Jell-O sorbet? Now there’s an idea worth thinking about.
In 1934, Jack Benny was hired as spokesman for Jell-O, and Jell-O in turn became a sponsor of his radio show The Jack Benny Program, with Mary Livingston, Don Wilson, and the Jell-O Orchestra. This was also the same year the now famous J-E-L-L-O jingle was introduced; listen to an original version here.
One of the results of this union was Jack & Mary’s Jell-O Recipe Book, published in 1937, and the source of the following recipe for Jell-O Fruit Ice. The pamphlet contains some typical Jell-O recipes of the era (prune whip, for one. At what point did we stop loving prunes?), surrounded by some pretty unfunny and occasionally disturbing cartoons.
Awkward.
On one of the last pages, there are recipes for Jell-O Ices, described as “a grand new idea.”
Here’s my variation on the recipe: one package raspberry Jell-O dissolved in one cup boiling water; add one cup cold water, one cup pineapple juice, one tablespoon lemon juice and one cup fresh raspberries. I did not add the extra sugar the recipe recommends.
My roommate doesn’t trust me after the Corned Beef Loaf incident.
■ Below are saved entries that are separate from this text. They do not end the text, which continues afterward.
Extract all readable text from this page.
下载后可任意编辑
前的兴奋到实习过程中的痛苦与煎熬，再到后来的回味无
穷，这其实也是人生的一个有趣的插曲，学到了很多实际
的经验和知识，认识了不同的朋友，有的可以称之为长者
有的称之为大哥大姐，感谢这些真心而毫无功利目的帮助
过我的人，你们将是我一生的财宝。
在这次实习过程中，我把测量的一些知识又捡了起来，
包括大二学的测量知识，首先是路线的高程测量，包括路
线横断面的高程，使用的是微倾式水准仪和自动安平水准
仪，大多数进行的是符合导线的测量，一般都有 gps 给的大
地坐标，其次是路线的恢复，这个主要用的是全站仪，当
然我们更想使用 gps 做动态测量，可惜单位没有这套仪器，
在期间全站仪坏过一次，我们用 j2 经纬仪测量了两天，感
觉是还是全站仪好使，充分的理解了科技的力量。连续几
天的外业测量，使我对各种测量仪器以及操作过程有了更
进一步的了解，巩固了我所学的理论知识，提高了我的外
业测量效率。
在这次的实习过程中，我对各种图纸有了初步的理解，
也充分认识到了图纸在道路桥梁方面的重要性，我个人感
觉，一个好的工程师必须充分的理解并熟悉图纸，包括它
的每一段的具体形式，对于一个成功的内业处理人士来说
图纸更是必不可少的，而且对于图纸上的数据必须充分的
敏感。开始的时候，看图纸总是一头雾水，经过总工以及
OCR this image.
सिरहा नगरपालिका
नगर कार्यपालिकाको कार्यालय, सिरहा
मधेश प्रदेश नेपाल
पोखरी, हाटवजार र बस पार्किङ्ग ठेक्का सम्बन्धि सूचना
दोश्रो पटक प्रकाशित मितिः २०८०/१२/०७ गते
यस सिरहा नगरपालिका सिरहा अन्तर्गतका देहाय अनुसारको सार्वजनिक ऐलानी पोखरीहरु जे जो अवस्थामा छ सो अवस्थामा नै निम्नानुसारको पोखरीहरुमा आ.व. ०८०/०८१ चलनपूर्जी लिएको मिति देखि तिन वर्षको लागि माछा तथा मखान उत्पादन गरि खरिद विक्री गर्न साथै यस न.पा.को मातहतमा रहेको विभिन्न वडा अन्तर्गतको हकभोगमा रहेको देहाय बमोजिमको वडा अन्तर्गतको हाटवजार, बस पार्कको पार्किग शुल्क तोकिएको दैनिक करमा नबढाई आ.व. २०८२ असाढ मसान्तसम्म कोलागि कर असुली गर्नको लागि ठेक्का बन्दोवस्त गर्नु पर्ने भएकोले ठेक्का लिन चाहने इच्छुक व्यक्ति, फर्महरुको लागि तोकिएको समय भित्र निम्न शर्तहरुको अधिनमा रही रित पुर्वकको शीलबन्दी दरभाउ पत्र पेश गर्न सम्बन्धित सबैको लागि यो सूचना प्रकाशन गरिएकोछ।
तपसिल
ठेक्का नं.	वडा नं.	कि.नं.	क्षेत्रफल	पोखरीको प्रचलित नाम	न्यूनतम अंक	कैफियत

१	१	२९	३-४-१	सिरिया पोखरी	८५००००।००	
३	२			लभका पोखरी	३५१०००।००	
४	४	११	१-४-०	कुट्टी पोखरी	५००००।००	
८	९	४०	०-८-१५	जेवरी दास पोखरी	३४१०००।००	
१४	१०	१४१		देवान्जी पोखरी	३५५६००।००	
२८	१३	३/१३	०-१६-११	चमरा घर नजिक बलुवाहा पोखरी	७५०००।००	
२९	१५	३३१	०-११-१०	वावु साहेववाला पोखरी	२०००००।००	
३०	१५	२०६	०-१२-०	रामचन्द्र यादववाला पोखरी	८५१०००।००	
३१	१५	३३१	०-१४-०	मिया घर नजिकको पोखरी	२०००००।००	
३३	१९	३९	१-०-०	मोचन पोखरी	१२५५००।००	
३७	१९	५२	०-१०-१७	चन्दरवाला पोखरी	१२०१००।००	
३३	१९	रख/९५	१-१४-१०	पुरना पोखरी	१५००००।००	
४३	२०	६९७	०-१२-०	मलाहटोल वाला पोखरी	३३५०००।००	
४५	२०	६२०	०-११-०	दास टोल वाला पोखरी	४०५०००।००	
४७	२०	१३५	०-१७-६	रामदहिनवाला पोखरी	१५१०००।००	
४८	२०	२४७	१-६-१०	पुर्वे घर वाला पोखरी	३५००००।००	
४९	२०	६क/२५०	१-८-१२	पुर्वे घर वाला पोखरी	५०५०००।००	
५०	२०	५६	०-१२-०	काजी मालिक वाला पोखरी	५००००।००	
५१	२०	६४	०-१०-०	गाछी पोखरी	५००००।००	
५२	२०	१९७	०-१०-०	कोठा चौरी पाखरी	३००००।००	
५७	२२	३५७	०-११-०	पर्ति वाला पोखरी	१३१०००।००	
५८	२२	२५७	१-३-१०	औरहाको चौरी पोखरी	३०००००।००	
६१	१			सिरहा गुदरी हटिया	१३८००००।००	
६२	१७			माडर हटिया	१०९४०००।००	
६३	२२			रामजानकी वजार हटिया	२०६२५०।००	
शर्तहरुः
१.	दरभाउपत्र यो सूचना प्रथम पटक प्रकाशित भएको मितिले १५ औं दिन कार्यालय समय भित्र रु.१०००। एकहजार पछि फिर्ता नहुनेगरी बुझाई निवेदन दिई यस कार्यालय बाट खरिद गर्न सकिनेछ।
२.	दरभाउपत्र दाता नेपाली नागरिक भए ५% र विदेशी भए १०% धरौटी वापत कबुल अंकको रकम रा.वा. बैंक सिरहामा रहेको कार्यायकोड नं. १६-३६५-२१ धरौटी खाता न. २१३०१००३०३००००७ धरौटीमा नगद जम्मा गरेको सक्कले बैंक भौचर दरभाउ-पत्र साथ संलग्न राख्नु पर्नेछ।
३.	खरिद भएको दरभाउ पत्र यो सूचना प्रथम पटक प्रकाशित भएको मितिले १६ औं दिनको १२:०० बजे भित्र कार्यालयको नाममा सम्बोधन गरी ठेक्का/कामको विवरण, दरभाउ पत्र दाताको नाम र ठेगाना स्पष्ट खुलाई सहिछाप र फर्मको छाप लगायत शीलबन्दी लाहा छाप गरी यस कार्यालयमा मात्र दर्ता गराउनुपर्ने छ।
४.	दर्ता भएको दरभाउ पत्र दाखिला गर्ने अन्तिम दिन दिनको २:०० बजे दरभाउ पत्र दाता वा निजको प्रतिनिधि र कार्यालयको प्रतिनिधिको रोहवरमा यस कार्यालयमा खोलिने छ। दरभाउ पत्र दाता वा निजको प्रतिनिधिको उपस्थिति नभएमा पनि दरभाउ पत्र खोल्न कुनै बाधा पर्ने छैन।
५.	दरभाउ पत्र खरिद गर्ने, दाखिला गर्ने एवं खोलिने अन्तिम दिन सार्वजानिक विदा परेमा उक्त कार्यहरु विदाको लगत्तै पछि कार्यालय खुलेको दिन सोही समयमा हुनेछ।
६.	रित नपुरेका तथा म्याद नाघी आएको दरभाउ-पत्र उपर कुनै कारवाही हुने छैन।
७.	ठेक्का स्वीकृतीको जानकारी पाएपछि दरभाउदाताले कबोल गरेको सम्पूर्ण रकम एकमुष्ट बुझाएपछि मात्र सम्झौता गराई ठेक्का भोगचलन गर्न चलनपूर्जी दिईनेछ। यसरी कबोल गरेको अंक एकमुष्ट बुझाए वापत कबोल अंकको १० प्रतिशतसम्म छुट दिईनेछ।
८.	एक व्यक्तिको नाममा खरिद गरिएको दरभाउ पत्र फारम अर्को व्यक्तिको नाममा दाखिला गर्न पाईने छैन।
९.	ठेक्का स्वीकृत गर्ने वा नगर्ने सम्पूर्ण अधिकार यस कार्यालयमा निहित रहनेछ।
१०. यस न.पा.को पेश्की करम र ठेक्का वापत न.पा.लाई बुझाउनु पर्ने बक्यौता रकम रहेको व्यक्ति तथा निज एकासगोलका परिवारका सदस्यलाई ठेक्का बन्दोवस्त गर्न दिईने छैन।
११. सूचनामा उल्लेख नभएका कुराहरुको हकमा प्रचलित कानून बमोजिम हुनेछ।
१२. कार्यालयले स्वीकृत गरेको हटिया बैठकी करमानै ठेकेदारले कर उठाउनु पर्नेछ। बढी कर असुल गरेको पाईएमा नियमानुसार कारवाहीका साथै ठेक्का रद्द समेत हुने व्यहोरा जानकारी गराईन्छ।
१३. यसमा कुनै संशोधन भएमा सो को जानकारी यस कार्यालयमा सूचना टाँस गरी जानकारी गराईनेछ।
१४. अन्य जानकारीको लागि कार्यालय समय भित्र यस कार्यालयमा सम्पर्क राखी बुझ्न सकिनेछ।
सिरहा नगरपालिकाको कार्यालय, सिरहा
He eye this mixture up and said “That doesn’t look *too* terrible…”
Freezing a fruit ice in 1937 involved a lot of directions concerning a “freezing tray of an automatic refrigerator” and “the cold bowl” and taking things out periodically and whipping them with a “rotary mixer.” I decided the best modern approach would be to use my ice cream maker. Done and done.
I poured the Jell-O mixture into the machine and turned it on; I let it spin for about twenty minutes. When I stopped the machine, I was surprised to find that the Jell-O had become pale in color and had a light, fluffy texture. I stashed the mixture in the freezer to harden.
Jell-O after a spin in the Ice Cream Maker.
A few hours later, I scooped myself some Jell-O ice. It was pretty good; the texture is not really icey like a sorbet, it’s much more smooth. Like a frozen mousse. It was a cold and refreshing treat, and I ate my whole serving, but I still haven’t quite decided if I like it. I’m going to serve it to some unsuspecting dinner guests tonight. We’ll see what they say.
And don’t forget, tomorrow is the Jell-O Mold Competition at the Gowanus Studio Space in Brooklyn. It’s free to attend (there’s a $5 suggested donation) and you’re going to see some amazing Jell-O creations.
I was looking for a lemon ice recipe. I found one here: http://www.melskitchencafe.com/2011/06/lemon-ice.html. I goofed and left the mixture in the fridge overnight and it turned into Jello. Considering the recipe I don’t know why I found that to be surprising. Anyway, I love that lemon ice recipe and am looking for more, which is how google brought me here. Thanks for the info. I’ll be giving it a try this week!